Slate's Mark O'Connell (here) highlights one of the main virtues of Nardwuar the Human Serviette:
One of the most interesting things about watching a lot of Nardwuar’s interviews (and if you watch one, chances are you’ll end up watching a lot) is the way that they tend to reveal aspects of artists’ personalities that we’re not accustomed to seeing. His aggressive uncoolness—the silly hat, the grating manner, the relentlessly pursued obsession with minutiae—amounts to a kind of challenge. The respect he gets from people like Big K.R.I.T., Grimes, Brother Ali, Pharrell, Snoop Dogg, Joanna Newsom, El-P, Questlove, and Ian MacKaye reflects the extent to which these people are, in their different ways, smart and empathic enough to see past the geeky, gimmicky surface to the value of what he’s doing.
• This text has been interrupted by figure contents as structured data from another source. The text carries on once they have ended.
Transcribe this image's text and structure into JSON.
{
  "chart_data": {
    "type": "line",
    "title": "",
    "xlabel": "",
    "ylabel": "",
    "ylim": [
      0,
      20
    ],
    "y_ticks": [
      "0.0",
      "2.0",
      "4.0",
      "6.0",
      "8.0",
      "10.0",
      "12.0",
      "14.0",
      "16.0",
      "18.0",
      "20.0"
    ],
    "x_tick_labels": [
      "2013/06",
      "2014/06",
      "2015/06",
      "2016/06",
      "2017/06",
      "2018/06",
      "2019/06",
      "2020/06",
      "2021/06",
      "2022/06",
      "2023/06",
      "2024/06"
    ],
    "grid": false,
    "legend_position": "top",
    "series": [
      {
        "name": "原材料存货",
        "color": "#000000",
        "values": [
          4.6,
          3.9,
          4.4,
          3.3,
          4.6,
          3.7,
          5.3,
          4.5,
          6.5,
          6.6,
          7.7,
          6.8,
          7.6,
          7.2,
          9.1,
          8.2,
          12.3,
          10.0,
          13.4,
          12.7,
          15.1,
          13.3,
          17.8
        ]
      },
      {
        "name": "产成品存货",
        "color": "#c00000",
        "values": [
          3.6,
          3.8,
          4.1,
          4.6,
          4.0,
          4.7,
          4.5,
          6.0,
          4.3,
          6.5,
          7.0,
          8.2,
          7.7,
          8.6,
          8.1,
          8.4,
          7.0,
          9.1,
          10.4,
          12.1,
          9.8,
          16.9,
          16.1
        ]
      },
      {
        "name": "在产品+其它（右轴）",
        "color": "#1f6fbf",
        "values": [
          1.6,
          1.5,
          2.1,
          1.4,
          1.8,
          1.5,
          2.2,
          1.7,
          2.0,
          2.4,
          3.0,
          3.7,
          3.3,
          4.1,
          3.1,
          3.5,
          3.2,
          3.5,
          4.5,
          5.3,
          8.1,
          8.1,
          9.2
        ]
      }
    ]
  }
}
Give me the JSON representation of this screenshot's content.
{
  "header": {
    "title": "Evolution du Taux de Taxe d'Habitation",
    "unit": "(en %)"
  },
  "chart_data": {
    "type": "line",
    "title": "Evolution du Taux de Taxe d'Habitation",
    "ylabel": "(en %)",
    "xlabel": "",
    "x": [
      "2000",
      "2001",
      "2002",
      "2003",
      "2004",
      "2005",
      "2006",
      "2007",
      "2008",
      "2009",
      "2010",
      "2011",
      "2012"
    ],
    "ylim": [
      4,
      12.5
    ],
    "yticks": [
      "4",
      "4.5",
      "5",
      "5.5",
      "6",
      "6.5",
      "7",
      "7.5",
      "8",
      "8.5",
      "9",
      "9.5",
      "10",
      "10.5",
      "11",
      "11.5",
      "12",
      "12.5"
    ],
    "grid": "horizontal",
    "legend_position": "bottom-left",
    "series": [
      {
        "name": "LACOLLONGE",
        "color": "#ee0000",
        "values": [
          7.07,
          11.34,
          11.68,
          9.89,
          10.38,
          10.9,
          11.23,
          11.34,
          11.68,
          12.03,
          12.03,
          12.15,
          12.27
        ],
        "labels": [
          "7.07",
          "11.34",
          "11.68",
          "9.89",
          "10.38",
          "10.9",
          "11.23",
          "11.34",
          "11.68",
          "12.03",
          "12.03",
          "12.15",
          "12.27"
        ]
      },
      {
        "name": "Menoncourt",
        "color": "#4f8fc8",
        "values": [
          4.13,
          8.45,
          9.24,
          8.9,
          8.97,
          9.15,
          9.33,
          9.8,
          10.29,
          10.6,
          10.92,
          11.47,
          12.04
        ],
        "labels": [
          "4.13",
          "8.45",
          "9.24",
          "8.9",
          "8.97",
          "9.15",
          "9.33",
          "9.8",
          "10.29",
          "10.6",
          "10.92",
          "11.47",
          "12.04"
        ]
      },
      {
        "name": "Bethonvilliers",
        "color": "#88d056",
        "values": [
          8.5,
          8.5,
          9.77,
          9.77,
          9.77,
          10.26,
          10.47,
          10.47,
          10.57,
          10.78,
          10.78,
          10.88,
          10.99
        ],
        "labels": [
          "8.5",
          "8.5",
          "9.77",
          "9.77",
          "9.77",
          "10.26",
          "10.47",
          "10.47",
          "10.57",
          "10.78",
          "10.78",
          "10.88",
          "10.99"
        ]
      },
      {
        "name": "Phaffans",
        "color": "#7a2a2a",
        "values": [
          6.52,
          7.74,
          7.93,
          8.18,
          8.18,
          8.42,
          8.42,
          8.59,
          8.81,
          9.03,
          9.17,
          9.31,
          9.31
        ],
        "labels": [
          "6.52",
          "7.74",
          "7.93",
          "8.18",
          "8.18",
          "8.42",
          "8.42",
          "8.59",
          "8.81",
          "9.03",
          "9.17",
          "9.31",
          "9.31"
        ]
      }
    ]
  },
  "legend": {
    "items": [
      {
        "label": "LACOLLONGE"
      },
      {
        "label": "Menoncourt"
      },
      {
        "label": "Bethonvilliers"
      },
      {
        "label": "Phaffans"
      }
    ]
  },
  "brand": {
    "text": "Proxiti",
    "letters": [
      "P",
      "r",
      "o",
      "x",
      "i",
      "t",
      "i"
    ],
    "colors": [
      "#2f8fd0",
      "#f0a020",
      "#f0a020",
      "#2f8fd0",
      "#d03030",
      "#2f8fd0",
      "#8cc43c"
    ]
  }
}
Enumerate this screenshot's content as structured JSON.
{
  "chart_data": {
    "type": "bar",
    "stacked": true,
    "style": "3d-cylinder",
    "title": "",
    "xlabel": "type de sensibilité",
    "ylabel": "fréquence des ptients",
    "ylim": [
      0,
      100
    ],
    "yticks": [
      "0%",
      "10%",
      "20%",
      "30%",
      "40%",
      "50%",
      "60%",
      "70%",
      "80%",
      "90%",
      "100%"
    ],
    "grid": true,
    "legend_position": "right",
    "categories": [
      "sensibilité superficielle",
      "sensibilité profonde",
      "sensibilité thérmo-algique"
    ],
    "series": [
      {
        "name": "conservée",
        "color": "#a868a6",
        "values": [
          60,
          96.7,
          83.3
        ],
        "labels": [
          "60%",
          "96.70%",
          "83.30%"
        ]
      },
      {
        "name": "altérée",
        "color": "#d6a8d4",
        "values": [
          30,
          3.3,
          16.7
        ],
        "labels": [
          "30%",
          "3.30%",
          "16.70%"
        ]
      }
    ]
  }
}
But that uncoolness brings out a lack of basic decency—a shabbiness and stupidity—in others. A 1991 interview with Sonic Youth, for instance, was especially difficult for me, a Sonic Youth fan, to watch—first for how it reveals their stunted and clichéd conception of what it means to be a bunch of cool people in a cool rock band, and then for how it reveals them as just standard-issue schoolyard bullies. Lee Ranaldo breaks a rare 7-inch record Nardwuar has brought them, and then he and Thurston Moore (then age 33 and 35 respectively) grab him and pull his T-shirt over his head as he struggles and shouts. “You idiot!” he screams at Ranaldo. “You fucking piece of shit!” It’s a grim spectacle, but worth sitting through as a reminder of how shallow and transparently fraudulent the performance of countercultural cool can often be.